Federal Way police and reality-based training | The Firearms Lawyer

Law enforcement agencies require “qualification” tests one time each year.

Firearms qualification ensures that officers can make a certain number of holes in a paper target within a given amount of time. Almost every department requires additional tests of proficiency for its officers.

At the Federal Way Police Department, four training sessions occur each year. This Federal Way requirement is now becoming the regional standard. Almost every agency in our region meets the regional standard and some agencies may exceed this standard by shooting six times a year.

One of the four training sessions for Federal Way police is proficiency or “qualification” testing. Two are other live-fire training. And one is reality-based training scenarios with live role players and Simunitions marking cartridges or Airsoft weapons. Most sessions include service pistols and patrol rifles.
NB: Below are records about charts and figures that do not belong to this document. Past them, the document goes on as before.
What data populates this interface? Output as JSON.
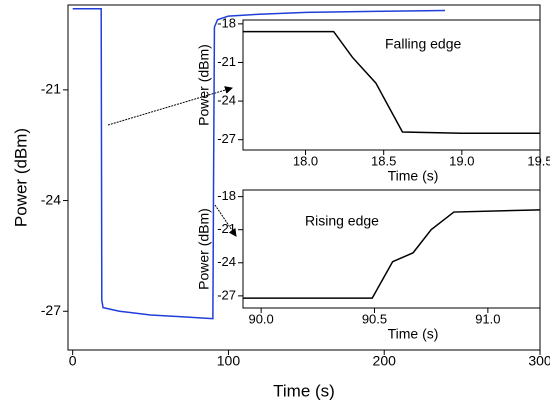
{
  "chart_data": [
    {
      "type": "line",
      "xlabel": "Time (s)",
      "ylabel": "Power (dBm)",
      "x": [
        0,
        18.3,
        18.7,
        19.5,
        30,
        50,
        70,
        89.5,
        90.0,
        90.5,
        91,
        93,
        100,
        120,
        150,
        200,
        239
      ],
      "series": [
        {
          "color": "#1f3fd8",
          "values": [
            -18.8,
            -18.8,
            -26.7,
            -26.9,
            -27.0,
            -27.1,
            -27.15,
            -27.2,
            -27.2,
            -23,
            -19.3,
            -19.1,
            -19.0,
            -18.95,
            -18.9,
            -18.87,
            -18.85
          ]
        }
      ],
      "xlim": [
        -3,
        300
      ],
      "ylim": [
        -28.05,
        -18.7
      ],
      "xticks": [
        0,
        100,
        200,
        300
      ],
      "yticks": [
        -27,
        -24,
        -21
      ]
    },
    {
      "type": "line",
      "xlabel": "Time (s)",
      "ylabel": "Power (dBm)",
      "annotation": "Falling edge",
      "x": [
        17.6,
        18.18,
        18.3,
        18.45,
        18.62,
        19.0,
        19.5
      ],
      "series": [
        {
          "color": "#000000",
          "values": [
            -18.6,
            -18.6,
            -20.6,
            -22.6,
            -26.4,
            -26.5,
            -26.5
          ]
        }
      ],
      "xlim": [
        17.6,
        19.5
      ],
      "ylim": [
        -27.8,
        -17.7
      ],
      "xticks": [
        {
          "value": 18,
          "label": "18.0"
        },
        18.5,
        {
          "value": 19,
          "label": "19.0"
        },
        19.5
      ],
      "yticks": [
        -27,
        -24,
        -21,
        -18
      ]
    },
    {
      "type": "line",
      "xlabel": "Time (s)",
      "ylabel": "Power (dBm)",
      "annotation": "Rising edge",
      "x": [
        89.92,
        90.49,
        90.58,
        90.67,
        90.75,
        90.85,
        91.23
      ],
      "series": [
        {
          "color": "#000000",
          "values": [
            -27.2,
            -27.2,
            -23.9,
            -23.1,
            -21.0,
            -19.4,
            -19.2
          ]
        }
      ],
      "xlim": [
        89.92,
        91.23
      ],
      "ylim": [
        -28.1,
        -17.4
      ],
      "xticks": [
        {
          "value": 90,
          "label": "90.0"
        },
        90.5,
        {
          "value": 91,
          "label": "91.0"
        }
      ],
      "yticks": [
        -27,
        -24,
        -21,
        -18
      ]
    }
  ]
}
FWPD started doing some things years ago that are being done by most agencies now, such as reality-based training. Many officers hired from other agencies, especially from outside of our state, lack familiarity with moving while shooting. FWPD requires moving while shooting as part of the basic qualification course. Many agencies train on it, but don’t test on it. FWPD requires 100 percent hits on target as part of the qualification course.

Many other agencies don’t require all rounds fired to hit within the silhouette; they only require their officers to meet (or exceed) a minimum passing score, which can allow for a complete miss. The trend is toward requiring 100 percent hits. Our source in the department observed that, although many departments throughout the State of Washington have standards similar to Federal Way standards, the feedback from discussions at the statewide law enforcement instructor school — and from officers at smaller agencies on the Eastside — is that some firearms training programs are weak compared to FWPD’s standards.

Reality-based training has become a phenomenon in the “civilian” world also. The number of stores that sell paintball equipment and supplies is amazing. Airsoft guns look exactly real weapons and even the military practices with such reality-based equipment. A few years back, I took a class at the Marksman (a local pistol range) in which instructors and police officers from the Puyallup Police Department explained the laws of armed self-defense for civilians. The high point in the class was deploying a Glock pistol that shoots a laser beam onto a life-size screen.

The object is to distinguish between unarmed bystanders and predators that come at you wielding deadly force. Such “shoot/don’t shoot” scenarios help the student to apply the practical legal reasoning that is taught in class. It sounds easy to sort out the victims from the predators until you are the one having to make split-second decisions with someone pointing a gun at you. Military and police are using simulators for everything from rifle practice to shooting simulated grenades at simulated tanks.

All of the new technology, however, will never replace getting out and practicing with the weapon you actually carry. A malfunction or other unexpected contingency can only be identified when your training is as close to reality as possible.